In this sense, Latvia’s story transcends its borders. It reminds us that culture is not merely a reflection of a nation’s health; it is how that health is sustained. Every song sung in defiance and joy, every film daring to imagine freely, strengthens the architecture of survival. In times of uncertainty, imagination may not promise an easy future, but it ensures that a future remains possible and shines the light that helps to find the path forward. To imagine is to resist extinction. To create is to affirm existence. And to share culture is to keep Latvia alive.
The challenge now is to carry forward the momentum born from such moments of imagination and to transform inspiration into endurance.
In late September 2025, Latvia entered a period of political turmoil that started when one of the parties of the government, the agrarian Union of Greens and Farmers (ZZS), voted together with the opposition in favour of withdrawing Latvia from the Istanbul Convention on violence against women. While the final decision has been postponed for a year, this vote against women’s rights brought together thousands of people in protests. On 6 November, at least 10,000 people gathered in Riga – one of the biggest protests since the Singing Revolution era. Protests were also happening in other cities in Latvia and outside of Latvia’s borders: people gathered in Vilnius, Tallinn, Paris, Brussels, Madrid, The Hague, London and other places. Protestors used Latvian folk songs and powerful symbolic imagery from Latvian culture to show that women’s rights are non-negotiable. Imagination played an important role in bringing this and other protests to life as well: the carefully and consciously selected symbols from Latvian folk culture (such as the use of folk costumes and certain songs) helped to emphasise that violence against women goes against traditional values.
The challenge now is to carry forward the momentum born from such moments of imagination and to transform inspiration into endurance. Cultural and political awakenings are not singular events but ongoing processes that demand care, participation, and renewal. The task is to build communities that can translate the emotional power of art, song, and memory into tangible structures of justice and empathy. And to trust that these communities will be able to stand up against injustice during times of uncertainty. It is exactly what we are now seeing in Lithuania: a strong community standing up against threats that endanger its very existence. Culture is not only the platform that can be used for protest but the very source of strength that is needed to stand up against anti-democratic threats.

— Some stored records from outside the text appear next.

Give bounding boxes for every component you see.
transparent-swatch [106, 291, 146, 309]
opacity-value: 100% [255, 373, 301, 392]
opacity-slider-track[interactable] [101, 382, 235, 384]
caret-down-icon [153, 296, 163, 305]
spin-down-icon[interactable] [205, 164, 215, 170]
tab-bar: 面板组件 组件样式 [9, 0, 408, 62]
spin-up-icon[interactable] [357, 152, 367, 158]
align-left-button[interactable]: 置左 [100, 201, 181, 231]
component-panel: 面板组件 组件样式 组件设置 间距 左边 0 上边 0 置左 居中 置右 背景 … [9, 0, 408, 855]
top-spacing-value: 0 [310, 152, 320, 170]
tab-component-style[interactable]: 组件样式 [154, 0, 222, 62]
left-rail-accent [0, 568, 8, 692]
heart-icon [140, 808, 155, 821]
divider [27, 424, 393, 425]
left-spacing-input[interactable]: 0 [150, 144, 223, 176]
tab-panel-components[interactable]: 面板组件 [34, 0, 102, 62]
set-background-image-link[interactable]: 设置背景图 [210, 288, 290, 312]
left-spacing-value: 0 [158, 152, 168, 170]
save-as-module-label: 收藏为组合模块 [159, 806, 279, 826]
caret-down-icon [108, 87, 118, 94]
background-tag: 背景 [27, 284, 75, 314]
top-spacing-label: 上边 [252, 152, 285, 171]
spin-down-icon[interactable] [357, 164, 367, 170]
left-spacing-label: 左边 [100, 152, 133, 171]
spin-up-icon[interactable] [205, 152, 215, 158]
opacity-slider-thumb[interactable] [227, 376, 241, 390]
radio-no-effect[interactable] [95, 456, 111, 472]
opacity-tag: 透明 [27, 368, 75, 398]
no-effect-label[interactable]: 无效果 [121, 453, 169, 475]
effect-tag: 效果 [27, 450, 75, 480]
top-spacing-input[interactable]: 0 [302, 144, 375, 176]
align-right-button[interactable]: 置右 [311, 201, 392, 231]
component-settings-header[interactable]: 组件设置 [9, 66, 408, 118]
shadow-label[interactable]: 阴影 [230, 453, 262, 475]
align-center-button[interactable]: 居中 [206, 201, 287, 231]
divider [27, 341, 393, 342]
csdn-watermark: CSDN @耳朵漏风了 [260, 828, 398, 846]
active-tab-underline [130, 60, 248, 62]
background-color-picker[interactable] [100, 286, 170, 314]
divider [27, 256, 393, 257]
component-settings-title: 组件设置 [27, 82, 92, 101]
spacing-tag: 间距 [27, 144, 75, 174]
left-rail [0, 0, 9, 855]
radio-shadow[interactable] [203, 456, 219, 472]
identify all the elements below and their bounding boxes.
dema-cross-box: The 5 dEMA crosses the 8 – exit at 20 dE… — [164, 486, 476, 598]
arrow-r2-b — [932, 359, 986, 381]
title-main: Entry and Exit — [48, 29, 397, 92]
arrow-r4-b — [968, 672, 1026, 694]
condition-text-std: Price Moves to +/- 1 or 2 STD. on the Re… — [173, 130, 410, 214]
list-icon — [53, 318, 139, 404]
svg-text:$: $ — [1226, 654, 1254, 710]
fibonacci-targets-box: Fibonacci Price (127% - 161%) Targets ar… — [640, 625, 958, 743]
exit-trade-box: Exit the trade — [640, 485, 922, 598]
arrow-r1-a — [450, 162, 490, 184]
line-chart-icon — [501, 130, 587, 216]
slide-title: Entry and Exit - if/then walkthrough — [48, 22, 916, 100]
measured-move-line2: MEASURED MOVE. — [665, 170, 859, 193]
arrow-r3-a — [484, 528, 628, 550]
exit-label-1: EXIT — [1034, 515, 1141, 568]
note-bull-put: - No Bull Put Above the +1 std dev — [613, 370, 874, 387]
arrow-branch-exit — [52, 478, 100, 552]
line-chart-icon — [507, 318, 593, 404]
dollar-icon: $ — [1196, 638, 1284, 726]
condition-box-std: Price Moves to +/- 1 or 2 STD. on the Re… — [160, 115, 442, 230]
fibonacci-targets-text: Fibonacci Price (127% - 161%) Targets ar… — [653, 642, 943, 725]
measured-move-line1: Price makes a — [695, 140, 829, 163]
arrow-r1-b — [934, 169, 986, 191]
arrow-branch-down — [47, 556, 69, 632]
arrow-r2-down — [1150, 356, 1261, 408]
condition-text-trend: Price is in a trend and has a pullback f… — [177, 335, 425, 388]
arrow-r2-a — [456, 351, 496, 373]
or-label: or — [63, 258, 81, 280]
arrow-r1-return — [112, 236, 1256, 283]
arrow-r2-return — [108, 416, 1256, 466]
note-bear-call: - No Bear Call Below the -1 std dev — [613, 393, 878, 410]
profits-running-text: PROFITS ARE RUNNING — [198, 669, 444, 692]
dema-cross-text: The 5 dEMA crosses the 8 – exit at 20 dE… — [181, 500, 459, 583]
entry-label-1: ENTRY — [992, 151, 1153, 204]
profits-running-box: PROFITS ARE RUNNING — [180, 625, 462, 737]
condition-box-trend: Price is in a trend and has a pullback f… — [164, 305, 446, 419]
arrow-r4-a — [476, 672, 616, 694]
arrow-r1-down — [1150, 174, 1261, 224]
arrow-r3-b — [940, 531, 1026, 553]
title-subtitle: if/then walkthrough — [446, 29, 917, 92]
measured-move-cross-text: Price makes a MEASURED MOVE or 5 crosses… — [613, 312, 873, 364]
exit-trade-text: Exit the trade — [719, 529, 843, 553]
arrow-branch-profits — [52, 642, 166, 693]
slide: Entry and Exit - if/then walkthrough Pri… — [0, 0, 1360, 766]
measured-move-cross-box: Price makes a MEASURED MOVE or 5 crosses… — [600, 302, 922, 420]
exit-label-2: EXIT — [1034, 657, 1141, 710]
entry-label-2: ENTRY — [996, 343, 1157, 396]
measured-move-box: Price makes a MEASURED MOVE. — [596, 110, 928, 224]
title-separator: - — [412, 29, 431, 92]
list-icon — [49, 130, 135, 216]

Latvia’s experience shows that imagination not only sustains a nation through darkness – it also builds the scaffolding for a better world. The true work of imagination begins after the song ends, when communities commit to living out the values they have sung about. To keep imagining together, to dream together, is to keep living together, to preserve the light that guides us toward a more humane, creative, and resilient future.